Wednesday, October 06, 2004

What now?

“And when I say you sucked my brain out
the english translation is I am in love with you
but it aint no fun
cause I don’t use words like love
you know words like that don’t matter
just don’t look so offended
you know you should be flattered…”
*ani difranco*

Soo, let’s be entirely honest- I’m really scared, really really scared.

I realized the other day how fitting these lyrics are to the situation with M. I keep thinking these things in my head over and over, I could marry him, I am falling in love with him. And he makes love to me and it all makes sense. But he doesn’t call. He just doesn’t call anymore… But there are no excuses (he used to call every day).

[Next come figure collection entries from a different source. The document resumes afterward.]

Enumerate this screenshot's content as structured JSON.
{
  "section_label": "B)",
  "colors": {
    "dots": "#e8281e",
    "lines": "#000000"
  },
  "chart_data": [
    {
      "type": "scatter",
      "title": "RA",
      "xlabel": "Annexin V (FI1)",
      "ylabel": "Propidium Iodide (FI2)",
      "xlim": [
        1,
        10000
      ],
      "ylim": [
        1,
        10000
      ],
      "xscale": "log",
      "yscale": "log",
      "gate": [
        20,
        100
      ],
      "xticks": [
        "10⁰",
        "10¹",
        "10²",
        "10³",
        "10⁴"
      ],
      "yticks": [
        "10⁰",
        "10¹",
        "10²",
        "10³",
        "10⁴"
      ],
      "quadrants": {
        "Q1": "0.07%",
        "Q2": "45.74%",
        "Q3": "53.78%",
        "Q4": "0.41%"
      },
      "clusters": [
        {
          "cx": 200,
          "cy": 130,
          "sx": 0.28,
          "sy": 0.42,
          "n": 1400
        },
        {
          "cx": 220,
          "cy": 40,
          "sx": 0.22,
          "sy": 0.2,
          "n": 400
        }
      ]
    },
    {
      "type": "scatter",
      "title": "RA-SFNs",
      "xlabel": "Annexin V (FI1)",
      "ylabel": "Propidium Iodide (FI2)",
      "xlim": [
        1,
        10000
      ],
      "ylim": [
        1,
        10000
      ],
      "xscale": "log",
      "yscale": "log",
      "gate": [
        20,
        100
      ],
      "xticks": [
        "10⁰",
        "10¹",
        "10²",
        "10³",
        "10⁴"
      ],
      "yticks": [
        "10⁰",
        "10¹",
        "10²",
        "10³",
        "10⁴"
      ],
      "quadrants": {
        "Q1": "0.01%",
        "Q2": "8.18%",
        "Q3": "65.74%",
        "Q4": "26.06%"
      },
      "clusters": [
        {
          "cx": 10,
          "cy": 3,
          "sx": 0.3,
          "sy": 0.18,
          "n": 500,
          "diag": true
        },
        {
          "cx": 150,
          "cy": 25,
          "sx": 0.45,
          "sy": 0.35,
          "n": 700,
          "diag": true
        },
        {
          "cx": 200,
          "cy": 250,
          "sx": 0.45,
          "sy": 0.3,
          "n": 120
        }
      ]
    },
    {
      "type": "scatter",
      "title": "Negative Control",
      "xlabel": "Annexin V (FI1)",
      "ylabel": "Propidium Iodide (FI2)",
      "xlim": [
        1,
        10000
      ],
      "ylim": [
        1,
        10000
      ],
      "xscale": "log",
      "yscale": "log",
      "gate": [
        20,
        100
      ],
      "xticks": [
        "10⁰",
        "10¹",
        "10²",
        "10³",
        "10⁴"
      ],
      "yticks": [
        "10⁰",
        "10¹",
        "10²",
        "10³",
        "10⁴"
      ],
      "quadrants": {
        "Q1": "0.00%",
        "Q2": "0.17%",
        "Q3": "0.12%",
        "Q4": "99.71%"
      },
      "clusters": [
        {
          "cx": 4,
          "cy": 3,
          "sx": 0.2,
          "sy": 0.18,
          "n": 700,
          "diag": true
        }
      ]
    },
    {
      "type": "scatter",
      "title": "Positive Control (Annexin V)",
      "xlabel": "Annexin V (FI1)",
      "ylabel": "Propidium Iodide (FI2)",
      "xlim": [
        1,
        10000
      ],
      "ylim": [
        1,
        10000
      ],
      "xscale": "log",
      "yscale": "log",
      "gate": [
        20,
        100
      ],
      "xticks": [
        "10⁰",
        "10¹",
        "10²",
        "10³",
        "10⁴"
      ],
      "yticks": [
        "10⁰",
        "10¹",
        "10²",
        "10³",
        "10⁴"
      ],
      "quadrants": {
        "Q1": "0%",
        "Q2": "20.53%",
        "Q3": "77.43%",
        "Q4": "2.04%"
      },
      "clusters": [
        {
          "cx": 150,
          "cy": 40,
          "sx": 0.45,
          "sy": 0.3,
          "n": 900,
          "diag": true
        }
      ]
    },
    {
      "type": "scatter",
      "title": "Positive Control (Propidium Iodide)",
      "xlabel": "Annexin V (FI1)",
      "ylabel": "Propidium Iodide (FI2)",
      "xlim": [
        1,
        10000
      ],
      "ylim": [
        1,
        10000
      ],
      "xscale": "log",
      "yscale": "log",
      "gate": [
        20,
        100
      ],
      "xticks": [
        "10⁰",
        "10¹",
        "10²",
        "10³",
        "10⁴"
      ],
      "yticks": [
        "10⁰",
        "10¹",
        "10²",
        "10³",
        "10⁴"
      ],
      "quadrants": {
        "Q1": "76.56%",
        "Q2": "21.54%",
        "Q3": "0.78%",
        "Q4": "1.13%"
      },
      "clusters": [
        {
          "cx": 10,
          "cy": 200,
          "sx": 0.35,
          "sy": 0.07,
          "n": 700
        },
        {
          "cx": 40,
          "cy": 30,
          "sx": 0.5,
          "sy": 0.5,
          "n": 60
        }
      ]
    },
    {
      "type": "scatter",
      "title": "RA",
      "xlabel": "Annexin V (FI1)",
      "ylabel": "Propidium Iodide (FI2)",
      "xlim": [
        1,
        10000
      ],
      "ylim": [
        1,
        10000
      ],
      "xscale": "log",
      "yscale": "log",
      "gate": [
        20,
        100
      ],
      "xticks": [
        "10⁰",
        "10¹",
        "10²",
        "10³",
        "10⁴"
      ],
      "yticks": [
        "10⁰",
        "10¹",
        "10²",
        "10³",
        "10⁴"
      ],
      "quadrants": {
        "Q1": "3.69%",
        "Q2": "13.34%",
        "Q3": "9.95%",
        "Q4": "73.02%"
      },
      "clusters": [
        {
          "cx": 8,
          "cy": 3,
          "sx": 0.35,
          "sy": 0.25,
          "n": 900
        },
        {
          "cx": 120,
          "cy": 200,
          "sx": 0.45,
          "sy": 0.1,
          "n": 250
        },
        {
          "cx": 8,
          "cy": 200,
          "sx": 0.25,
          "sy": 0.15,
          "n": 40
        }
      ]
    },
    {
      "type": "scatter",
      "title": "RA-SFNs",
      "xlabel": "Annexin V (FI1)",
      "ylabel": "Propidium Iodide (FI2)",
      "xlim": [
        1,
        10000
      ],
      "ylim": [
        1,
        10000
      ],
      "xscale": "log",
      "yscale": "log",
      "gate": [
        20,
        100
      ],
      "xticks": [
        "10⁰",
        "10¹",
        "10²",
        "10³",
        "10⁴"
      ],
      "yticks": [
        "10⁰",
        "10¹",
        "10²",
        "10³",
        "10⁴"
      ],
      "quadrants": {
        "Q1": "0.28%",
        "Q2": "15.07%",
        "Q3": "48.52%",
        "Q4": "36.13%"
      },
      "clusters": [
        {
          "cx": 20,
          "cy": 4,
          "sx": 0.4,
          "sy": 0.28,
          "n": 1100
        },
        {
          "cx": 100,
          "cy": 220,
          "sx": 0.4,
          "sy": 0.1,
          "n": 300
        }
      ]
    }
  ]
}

And now finding out that his friends were saying things about me behind my back and not only was he not defending me, but he was agreeing. I know I am “better than him” and I know that I “deserve better than this.” But I don’t want better, I just want him. I asked after I left Friday morning- I just sat down on the couch with him and said so honestly, “Are you actually going to call this time?” he says, “yeah.” Me: “Am I just wasting my time with all of this stuff or what?” M: “No way, Im gonna call.” Me: “Promise?” M:”Yeah.”

But it’s Wednesday now, and still no word. So what do I do? Do I go over there and confront him about it? But when? When would be too soon? Would I look too desperate? Coming on too strong? (I know I need to sort these things out before the weekend of te 22nd, because we go to the Hippie Festival that weekend, I can’t spend five days in a tiny room with him unless we talk about this first, right? What do you think?)

So I’m opening up for suggestions because I’m a whacko… What would you do? What should I do? AHHHHHHHHHHHH!!!

Thank you.

3 comments:

Anonymous said...

todays the day

There's only now
There's only here
Give in to love
Or live in fear
No other path
No other way
No day but today

Anonymous said...

There are so many times that I thought I was in love, because I really was...and I think about all the pain I had to endure to recieve that love, to be a part of it. Looking back, it was all worth it-each time...because it made me stronger and wiser. I am not a believer of learning from someone else's mistakes, but our own; because we each see things through our own eyes and take things differently. Do what you feel is right-if you don't know what that is-just wait-it will find you.

Anonymous said...

Walk on by! Seriously, don't waste one more second of yourself on this guy. I'm sure he's great, but he's sending you a clear message that you are ignoring because it is painful for you to hear right now. Accept the pain and the hurt, face and deal with it and grow from it. I wouldn't bother talking to him or confronting him or doing anything. Just walk away and don't waste one more minute! Don't go on trips with him, don't talk to his friends, don't call him. Just move on. It will be the hardest thing you've ever done, but you've got to step away from the addiction of love because what you have with this guy doesn't sound like love at all. Good luck!